CVE-2024-22190 in GitPython
Summary
by MITRE • 01/11/2024
GitPython is a python library used to interact with Git repositories. There is an incomplete fix for CVE-2023-40590. On Windows, GitPython uses an untrusted search path if it uses a shell to run `git`, as well as when it runs `bash.exe` to interpret hooks. If either of those features are used on Windows, a malicious `git.exe` or `bash.exe` may be run from an untrusted repository. This issue has been patched in version 3.1.41.
If you want to get the best quality for vulnerability data then you always have to consider VulDB.
Analysis
by VulDB Data Team • 01/30/2024
GitPython represents a widely-used python library that facilitates interaction with Git repositories through programmatic interfaces. The vulnerability described in CVE-2024-22190 emerges from an incomplete remediation of a previously identified security flaw, specifically CVE-2023-40590, which demonstrates the persistent challenges in addressing path traversal and execution vulnerabilities within version control systems. This particular weakness manifests exclusively on Windows operating systems where GitPython employs shell-based execution mechanisms to interact with Git commands and process repository hooks. The core technical flaw stems from improper handling of executable search paths when the library invokes external Git processes, creating opportunities for privilege escalation through malicious executable substitution.
The operational impact of this vulnerability extends beyond simple code execution, as it fundamentally compromises the integrity of the GitPython library's security model. When GitPython executes Git commands through shell invocations on Windows platforms, it traverses the system PATH environment variable without proper validation of executable origins. This behavior creates a dangerous attack surface where adversaries can place malicious executables named git.exe or bash.exe in directories that appear earlier in the PATH than legitimate Git installations. The vulnerability specifically affects scenarios where GitPython utilizes shell execution for Git commands and when processing repository hooks through bash.exe interpretation, both of which are common operations within Git workflows. This issue represents a classic case of insecure path resolution that aligns with CWE-427, which addresses uncontrolled search path dependencies.
The attack vector for this vulnerability is particularly concerning given that GitPython's functionality is commonly integrated into development environments, CI/CD pipelines, and automated deployment systems where elevated privileges may be present.

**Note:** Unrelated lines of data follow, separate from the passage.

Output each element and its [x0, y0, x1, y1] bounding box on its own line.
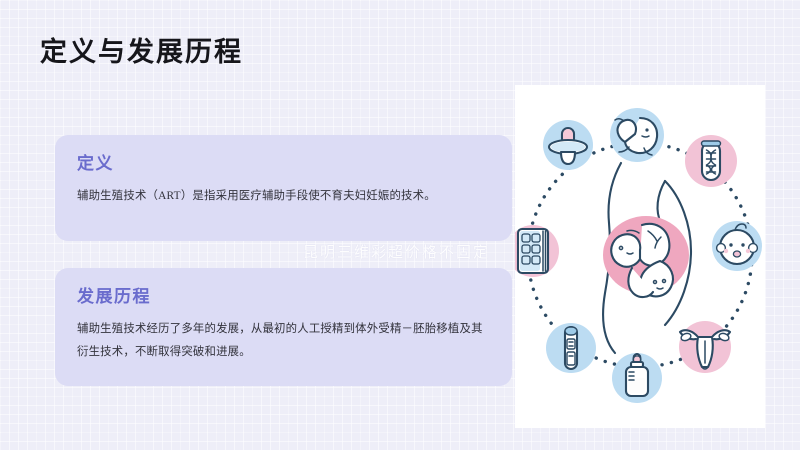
pill-blister-pack-icon [515, 225, 559, 277]
pacifier-icon [543, 120, 593, 170]
baby-face-icon [712, 221, 762, 271]
dna-test-tube-icon [685, 135, 737, 187]
card-definition-body: 辅助生殖技术（ART）是指采用医疗辅助手段使不育夫妇妊娠的技术。 [77, 185, 490, 208]
twin-fetuses-in-womb-icon [603, 163, 691, 353]
card-history-body: 辅助生殖技术经历了多年的发展，从最初的人工授精到体外受精－胚胎移植及其衍生技术，… [77, 318, 490, 364]
illustration-panel: .ln { fill:none; stroke:#2c4a63; stroke-… [515, 85, 765, 428]
card-definition-heading: 定义 [77, 149, 490, 174]
fertility-cycle-illustration: .ln { fill:none; stroke:#2c4a63; stroke-… [515, 85, 765, 428]
slide-canvas: 定义与发展历程 定义 辅助生殖技术（ART）是指采用医疗辅助手段使不育夫妇妊娠的… [0, 0, 800, 450]
baby-bottle-icon [612, 353, 662, 403]
page-title: 定义与发展历程 [40, 30, 243, 69]
card-history: 发展历程 辅助生殖技术经历了多年的发展，从最初的人工授精到体外受精－胚胎移植及其… [55, 268, 512, 386]
pregnancy-test-icon [546, 323, 596, 373]
card-definition: 定义 辅助生殖技术（ART）是指采用医疗辅助手段使不育夫妇妊娠的技术。 [55, 135, 512, 241]
fetus-icon [610, 108, 664, 162]
watermark-text: 昆明三维彩超价格不固定 [303, 241, 490, 262]
uterus-ovaries-icon [679, 321, 731, 373]
card-history-heading: 发展历程 [77, 282, 490, 307]
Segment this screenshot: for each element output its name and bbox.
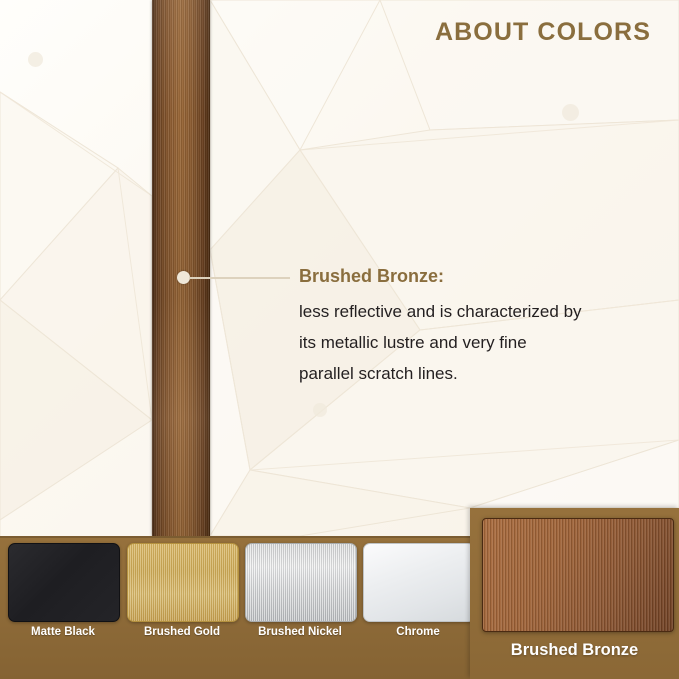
swatch-label-matte-black: Matte Black [8, 626, 118, 638]
swatch-label-chrome: Chrome [363, 626, 473, 638]
swatch-label-brushed-nickel: Brushed Nickel [245, 626, 355, 638]
swatch-label-brushed-gold: Brushed Gold [127, 626, 237, 638]
decorative-dot [562, 104, 579, 121]
strip-sheen-overlay [152, 0, 210, 536]
swatch-brushed-gold[interactable] [127, 543, 239, 622]
swatch-label-brushed-bronze: Brushed Bronze [470, 641, 679, 660]
brushed-bronze-door-strip [152, 0, 210, 536]
page-title: ABOUT COLORS [435, 18, 651, 47]
decorative-dot [28, 52, 43, 67]
callout-body: less reflective and is characterized by … [299, 296, 659, 389]
callout-leader-line [189, 277, 290, 279]
callout-heading: Brushed Bronze: [299, 266, 444, 287]
swatch-chrome[interactable] [363, 543, 475, 622]
swatch-matte-black[interactable] [8, 543, 120, 622]
callout-body-line: its metallic lustre and very fine [299, 327, 659, 358]
infographic-canvas: ABOUT COLORS Brushed Bronze: less reflec… [0, 0, 679, 679]
callout-body-line: less reflective and is characterized by [299, 296, 659, 327]
callout-body-line: parallel scratch lines. [299, 358, 659, 389]
swatch-brushed-nickel[interactable] [245, 543, 357, 622]
swatch-brushed-bronze[interactable] [482, 518, 674, 632]
decorative-dot [313, 403, 327, 417]
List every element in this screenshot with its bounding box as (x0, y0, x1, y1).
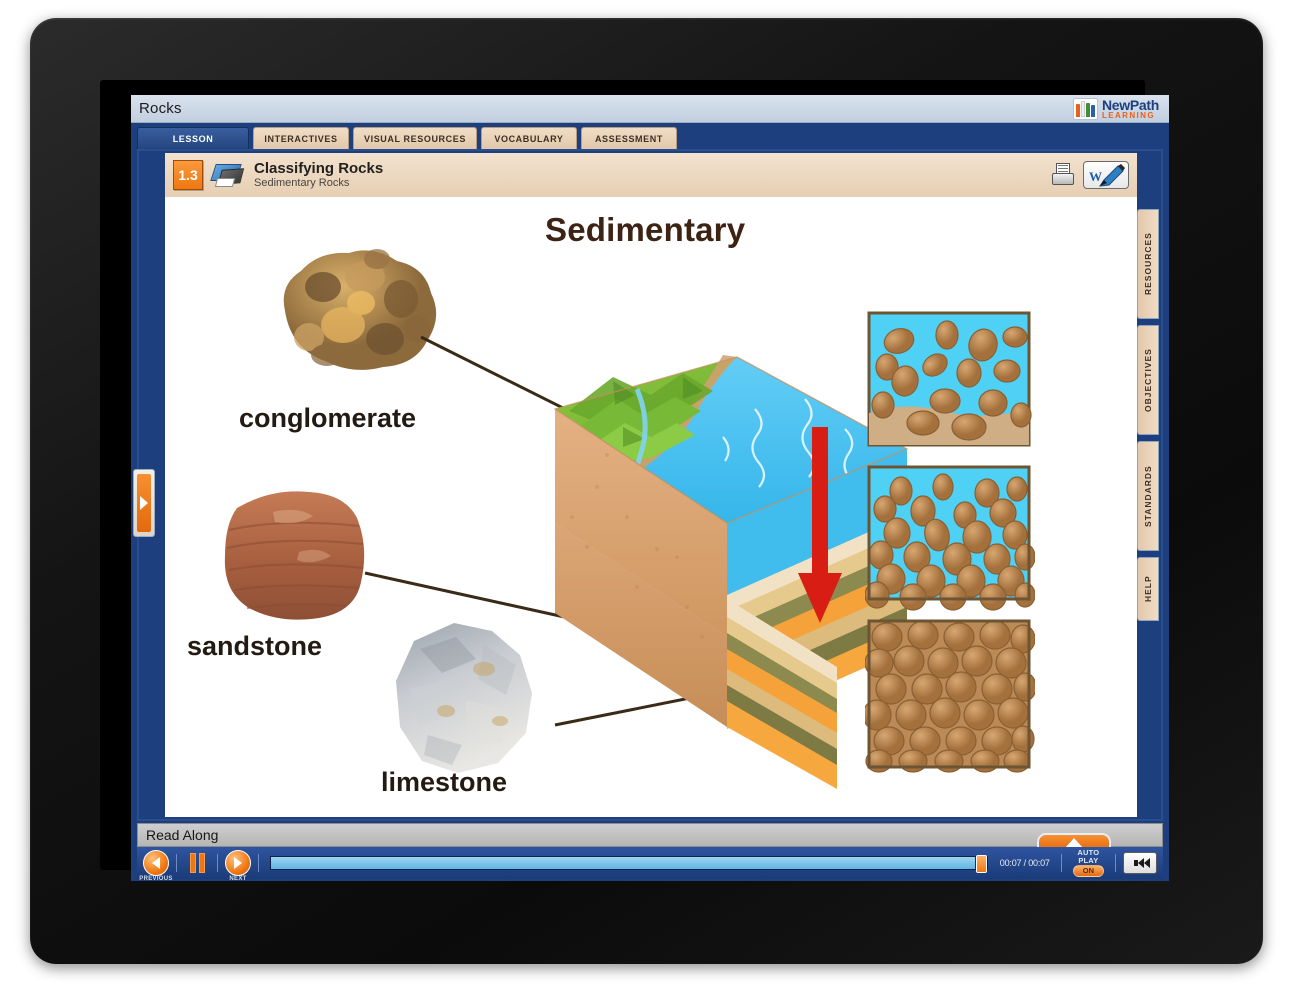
divider (258, 854, 259, 872)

An attacker who gains write access to a repository or can influence the execution environment could potentially place malicious executables that would be executed with the privileges of the user running the GitPython operations. This threat model intersects with several ATT&CK techniques including privilege escalation through exploitation of software vulnerabilities and execution through malicious file content. The vulnerability's persistence across multiple versions indicates inadequate security testing and validation of previous patches, highlighting the importance of comprehensive verification in security remediation processes.
The fix implemented in version 3.1.41 addresses the root cause by enforcing stricter path validation and ensuring that GitPython uses absolute paths when invoking external executables. This mitigation strategy aligns with security best practices for preventing path traversal attacks and demonstrates the importance of maintaining secure coding practices in library development. Organizations using GitPython should immediately upgrade to version 3.1.41 or later to eliminate the risk of malicious executable substitution attacks. The vulnerability serves as a reminder of the critical importance of thorough security validation in open source libraries, particularly those that interface with system-level operations and execute external commands. System administrators and developers should also consider implementing additional security controls such as PATH environment variable monitoring and executable integrity verification to further protect against similar vulnerabilities in other software components.